Experimental Validation
- Synthetic Data (Gaussian Mixtures): Visualizations confirm W2SD steers sampling trajectories towards underrepresented data modes.
- Real Data (CIFAR-10 subset): Demonstrates balancing generation ratios for classes underrepresented in the weak model's training data.
- Benchmarks (Pick-a-Pic, DrawBench, GenEval, ImageNet, VBench): Extensive quantitative results show significant improvements in human preference (HPSv2, PickScore, MPS), aesthetics (AES), prompt alignment, personalization (CLIP scores), and generation quality (FID, IS) across image and video modalities.
- Ablation Studies:
- Confirm performance gains depend on Ms being genuinely "stronger" than Mw.
- Show W2SD provides better quality than standard sampling for the same computational budget.
- Demonstrate that the improvements from different types of weak-to-strong differences (e.g., weight and condition) can be cumulative.
- Analyze the impact of inversion approximation errors.
- Connect W2SD to prior work like Re-Sampling (Akyürek et al., 2022), framing it as a specific instance where the weak inversion is approximated by adding random noise.
Contributions and Conclusion
- First systematic integration of the weak-to-strong mechanism for inference enhancement in diffusion models.
- Proposal of the W2SD framework using a reflective operation based on weak model inversion.
- Theoretical insight linking the reflection to the weak-to-strong gradient difference.
- Demonstration of W2SD's flexibility and broad applicability across various model pairs, tasks, and modalities.

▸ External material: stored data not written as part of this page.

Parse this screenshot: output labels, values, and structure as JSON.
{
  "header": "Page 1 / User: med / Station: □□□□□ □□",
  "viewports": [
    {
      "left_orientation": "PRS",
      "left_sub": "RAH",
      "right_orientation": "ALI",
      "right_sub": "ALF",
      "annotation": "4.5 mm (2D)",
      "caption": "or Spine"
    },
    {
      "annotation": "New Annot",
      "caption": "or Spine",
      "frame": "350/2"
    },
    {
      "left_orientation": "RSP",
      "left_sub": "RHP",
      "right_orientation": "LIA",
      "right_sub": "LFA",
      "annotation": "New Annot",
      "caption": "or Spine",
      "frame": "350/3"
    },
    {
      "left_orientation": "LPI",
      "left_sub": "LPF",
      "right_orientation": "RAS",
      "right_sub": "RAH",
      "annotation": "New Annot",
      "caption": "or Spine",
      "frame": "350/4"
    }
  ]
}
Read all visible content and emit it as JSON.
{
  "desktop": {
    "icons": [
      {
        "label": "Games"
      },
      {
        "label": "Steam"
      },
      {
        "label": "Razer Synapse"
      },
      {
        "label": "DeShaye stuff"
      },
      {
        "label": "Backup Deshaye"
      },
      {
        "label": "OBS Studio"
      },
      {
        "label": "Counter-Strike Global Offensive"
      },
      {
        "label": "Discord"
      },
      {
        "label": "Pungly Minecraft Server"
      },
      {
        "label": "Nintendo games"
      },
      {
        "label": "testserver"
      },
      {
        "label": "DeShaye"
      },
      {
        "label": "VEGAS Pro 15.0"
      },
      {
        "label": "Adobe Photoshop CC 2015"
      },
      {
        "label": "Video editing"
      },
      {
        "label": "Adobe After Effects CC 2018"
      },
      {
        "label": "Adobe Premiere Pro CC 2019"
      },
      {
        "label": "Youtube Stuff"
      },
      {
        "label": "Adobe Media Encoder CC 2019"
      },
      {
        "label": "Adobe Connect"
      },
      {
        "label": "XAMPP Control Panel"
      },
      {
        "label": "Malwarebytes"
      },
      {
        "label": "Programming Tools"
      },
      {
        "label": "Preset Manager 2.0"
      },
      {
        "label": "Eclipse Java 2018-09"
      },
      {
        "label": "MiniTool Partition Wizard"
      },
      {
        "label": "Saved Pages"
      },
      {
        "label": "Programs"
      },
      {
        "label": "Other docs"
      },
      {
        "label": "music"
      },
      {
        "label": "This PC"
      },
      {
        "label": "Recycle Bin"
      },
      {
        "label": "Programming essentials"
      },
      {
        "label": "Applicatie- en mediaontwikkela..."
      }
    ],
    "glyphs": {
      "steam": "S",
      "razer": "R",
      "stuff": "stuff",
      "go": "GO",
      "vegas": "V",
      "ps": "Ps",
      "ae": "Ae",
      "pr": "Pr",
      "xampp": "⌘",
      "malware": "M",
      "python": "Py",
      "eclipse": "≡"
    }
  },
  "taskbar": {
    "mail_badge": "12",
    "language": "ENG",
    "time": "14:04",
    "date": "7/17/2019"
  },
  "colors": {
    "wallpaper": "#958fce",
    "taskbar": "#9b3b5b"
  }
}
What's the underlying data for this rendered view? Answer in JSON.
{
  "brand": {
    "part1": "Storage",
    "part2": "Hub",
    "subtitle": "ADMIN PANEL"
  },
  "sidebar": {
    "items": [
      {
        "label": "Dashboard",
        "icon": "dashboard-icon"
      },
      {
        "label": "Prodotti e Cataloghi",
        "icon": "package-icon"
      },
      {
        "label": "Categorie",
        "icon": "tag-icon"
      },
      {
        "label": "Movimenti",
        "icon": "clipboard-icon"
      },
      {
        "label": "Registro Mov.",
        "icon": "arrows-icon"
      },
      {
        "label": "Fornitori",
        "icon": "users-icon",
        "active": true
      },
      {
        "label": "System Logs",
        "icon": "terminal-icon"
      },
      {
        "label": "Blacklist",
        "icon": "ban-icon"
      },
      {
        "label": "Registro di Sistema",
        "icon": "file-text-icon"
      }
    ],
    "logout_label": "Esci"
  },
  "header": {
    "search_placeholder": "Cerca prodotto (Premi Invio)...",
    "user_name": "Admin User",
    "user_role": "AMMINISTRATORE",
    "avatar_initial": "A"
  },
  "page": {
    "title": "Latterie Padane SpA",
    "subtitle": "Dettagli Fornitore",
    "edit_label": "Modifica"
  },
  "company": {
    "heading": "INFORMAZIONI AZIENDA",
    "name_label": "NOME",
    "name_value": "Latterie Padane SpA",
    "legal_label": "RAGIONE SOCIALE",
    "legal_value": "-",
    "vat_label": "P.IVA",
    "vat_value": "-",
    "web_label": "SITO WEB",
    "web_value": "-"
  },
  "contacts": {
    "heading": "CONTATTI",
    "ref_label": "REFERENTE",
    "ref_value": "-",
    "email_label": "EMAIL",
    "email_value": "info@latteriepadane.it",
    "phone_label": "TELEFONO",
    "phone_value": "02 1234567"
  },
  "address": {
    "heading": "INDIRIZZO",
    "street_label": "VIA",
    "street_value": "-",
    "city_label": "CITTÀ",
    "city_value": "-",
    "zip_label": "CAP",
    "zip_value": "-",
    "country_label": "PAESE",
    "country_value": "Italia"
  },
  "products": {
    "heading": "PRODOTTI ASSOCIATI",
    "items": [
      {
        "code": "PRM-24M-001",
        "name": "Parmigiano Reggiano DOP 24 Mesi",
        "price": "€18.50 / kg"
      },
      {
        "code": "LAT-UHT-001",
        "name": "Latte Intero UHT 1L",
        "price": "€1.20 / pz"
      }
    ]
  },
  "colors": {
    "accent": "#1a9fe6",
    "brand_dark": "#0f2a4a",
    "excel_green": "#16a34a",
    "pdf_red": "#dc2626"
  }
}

- Achieving state-of-the-art performance improvements with minimal computational overhead.
- Providing a unifying perspective on several existing inference enhancement techniques.
W2SD presents a general and effective approach to improve diffusion model outputs by leveraging the differences between readily available models, pushing the generated distribution closer to the desired real data distribution without needing direct access to it.